I am currently using the equation:
$$ \vec p=\frac12\vec at^2+\vec vt+\vec x$$ to find the acceleration I need to move from one point to another.
where:
- $\vec p$ = target position (point 2d)
- $\vec a$ = acceleration (vector 2d)
- $t$ = time (scalar)
- $\vec v$ = initial velocity (vector 2d)
- $\vec x$ = initial displacement (point 2d)
I am able to rearrange this equation to find the required acceleration to reach the target in time $t$. But I need to limit the acceleration applied, and the time is irrelevant (it can be any value) to my problem.

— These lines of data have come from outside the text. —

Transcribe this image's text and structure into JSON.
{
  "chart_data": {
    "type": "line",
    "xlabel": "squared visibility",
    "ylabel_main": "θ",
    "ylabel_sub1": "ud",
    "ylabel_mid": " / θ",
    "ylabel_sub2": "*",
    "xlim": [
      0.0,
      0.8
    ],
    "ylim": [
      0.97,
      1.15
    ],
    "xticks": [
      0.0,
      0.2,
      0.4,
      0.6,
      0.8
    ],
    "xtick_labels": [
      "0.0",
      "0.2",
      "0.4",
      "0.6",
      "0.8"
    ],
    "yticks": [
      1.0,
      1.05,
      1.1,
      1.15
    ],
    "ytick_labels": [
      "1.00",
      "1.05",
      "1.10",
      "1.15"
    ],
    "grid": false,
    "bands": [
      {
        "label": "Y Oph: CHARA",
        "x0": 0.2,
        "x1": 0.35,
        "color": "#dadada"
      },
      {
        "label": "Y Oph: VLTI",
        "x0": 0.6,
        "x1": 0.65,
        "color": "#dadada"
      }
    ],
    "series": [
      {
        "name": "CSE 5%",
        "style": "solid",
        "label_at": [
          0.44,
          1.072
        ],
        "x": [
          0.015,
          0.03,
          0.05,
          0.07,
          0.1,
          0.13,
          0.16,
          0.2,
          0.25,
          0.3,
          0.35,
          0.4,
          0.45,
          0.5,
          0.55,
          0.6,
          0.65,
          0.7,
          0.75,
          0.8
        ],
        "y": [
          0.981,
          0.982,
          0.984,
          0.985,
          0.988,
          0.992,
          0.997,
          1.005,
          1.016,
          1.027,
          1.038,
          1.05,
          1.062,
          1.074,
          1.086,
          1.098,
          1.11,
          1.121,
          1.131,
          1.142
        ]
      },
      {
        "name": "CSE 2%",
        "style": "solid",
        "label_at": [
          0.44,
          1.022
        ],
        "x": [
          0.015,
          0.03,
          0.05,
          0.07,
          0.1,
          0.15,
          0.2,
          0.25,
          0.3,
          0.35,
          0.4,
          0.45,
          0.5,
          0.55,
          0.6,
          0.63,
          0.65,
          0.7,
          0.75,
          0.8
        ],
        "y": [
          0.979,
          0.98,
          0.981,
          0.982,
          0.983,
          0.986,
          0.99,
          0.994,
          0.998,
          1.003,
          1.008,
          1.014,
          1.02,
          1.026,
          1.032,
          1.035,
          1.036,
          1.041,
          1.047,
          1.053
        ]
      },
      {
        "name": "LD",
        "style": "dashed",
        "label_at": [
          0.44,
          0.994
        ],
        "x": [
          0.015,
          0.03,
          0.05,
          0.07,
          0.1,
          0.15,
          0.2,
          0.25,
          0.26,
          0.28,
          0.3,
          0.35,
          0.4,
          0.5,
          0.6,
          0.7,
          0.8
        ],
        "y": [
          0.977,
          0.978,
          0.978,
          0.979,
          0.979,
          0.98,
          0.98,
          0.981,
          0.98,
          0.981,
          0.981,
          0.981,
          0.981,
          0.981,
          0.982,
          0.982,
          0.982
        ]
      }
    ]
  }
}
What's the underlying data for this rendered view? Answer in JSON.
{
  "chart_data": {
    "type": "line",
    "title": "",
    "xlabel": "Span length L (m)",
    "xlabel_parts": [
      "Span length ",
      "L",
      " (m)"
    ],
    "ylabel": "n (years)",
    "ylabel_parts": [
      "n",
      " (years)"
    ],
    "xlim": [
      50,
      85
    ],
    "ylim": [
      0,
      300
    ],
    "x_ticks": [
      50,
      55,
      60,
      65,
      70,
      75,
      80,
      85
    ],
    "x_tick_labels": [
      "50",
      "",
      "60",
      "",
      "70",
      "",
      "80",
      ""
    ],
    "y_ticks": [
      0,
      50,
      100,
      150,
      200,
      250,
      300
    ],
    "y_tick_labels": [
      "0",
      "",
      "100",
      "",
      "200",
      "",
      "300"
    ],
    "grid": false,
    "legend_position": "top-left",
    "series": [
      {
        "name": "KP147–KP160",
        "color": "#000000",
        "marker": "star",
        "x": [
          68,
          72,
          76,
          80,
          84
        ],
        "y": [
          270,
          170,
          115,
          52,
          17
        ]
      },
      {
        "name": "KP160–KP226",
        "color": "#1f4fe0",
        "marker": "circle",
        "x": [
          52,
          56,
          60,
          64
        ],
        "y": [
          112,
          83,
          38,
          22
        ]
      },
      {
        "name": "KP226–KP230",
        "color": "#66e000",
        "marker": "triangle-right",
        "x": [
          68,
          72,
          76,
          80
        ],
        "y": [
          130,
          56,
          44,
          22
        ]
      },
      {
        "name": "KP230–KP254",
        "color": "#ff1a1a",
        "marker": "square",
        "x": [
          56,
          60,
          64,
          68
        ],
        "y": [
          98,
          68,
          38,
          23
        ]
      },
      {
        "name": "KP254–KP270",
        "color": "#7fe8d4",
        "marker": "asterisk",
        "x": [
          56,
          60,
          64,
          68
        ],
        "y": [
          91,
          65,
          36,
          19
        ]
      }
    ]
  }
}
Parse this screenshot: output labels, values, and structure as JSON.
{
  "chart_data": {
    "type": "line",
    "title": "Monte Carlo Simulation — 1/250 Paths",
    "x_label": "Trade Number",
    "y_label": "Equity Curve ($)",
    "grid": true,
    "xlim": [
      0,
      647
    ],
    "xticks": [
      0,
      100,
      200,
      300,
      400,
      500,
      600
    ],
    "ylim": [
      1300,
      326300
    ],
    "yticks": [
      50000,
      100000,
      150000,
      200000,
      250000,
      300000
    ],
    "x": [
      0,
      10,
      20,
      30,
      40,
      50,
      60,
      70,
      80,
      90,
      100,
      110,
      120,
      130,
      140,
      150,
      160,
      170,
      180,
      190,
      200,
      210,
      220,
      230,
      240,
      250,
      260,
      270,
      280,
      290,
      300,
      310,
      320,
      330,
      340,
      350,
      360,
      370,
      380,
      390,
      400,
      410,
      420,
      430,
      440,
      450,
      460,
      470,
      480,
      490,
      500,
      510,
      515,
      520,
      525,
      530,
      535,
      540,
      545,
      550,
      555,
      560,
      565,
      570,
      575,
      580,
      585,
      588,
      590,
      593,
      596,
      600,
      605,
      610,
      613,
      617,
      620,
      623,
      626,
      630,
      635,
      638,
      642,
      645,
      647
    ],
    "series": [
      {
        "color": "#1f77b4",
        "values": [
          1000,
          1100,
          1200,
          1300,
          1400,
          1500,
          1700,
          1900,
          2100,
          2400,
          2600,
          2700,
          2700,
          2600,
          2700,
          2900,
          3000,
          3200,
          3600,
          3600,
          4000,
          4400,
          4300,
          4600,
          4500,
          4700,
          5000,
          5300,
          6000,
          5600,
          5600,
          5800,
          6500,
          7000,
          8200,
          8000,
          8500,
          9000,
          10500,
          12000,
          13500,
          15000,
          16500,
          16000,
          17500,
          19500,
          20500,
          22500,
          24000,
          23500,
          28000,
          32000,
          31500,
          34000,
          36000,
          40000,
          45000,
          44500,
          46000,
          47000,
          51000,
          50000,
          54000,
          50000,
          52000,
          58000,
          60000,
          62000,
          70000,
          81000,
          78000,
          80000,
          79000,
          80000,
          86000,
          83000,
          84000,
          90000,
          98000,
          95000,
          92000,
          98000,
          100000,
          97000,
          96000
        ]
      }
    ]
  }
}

Can I rearrange this to find $t$ and $\vec a$ where $\left|\vec a\right |$ is equal to some value $n$?
From $$ \frac12 t^2 \vec a=\vec p-\vec x-t\vec v$$ we obtain $$ \frac14t^4n^2=(\vec p-\vec x)^2-2t\langle \vec p-\vec x,\vec v\rangle+t^2\vec v^2$$ where all but $t$ is given. If we solve this for $t$ (numerically, I suggest), you can obtain your desired $\vec a$ from this as $\vec a=\frac{2(\vec p-\vec x-t\vec v)}{t^2}$.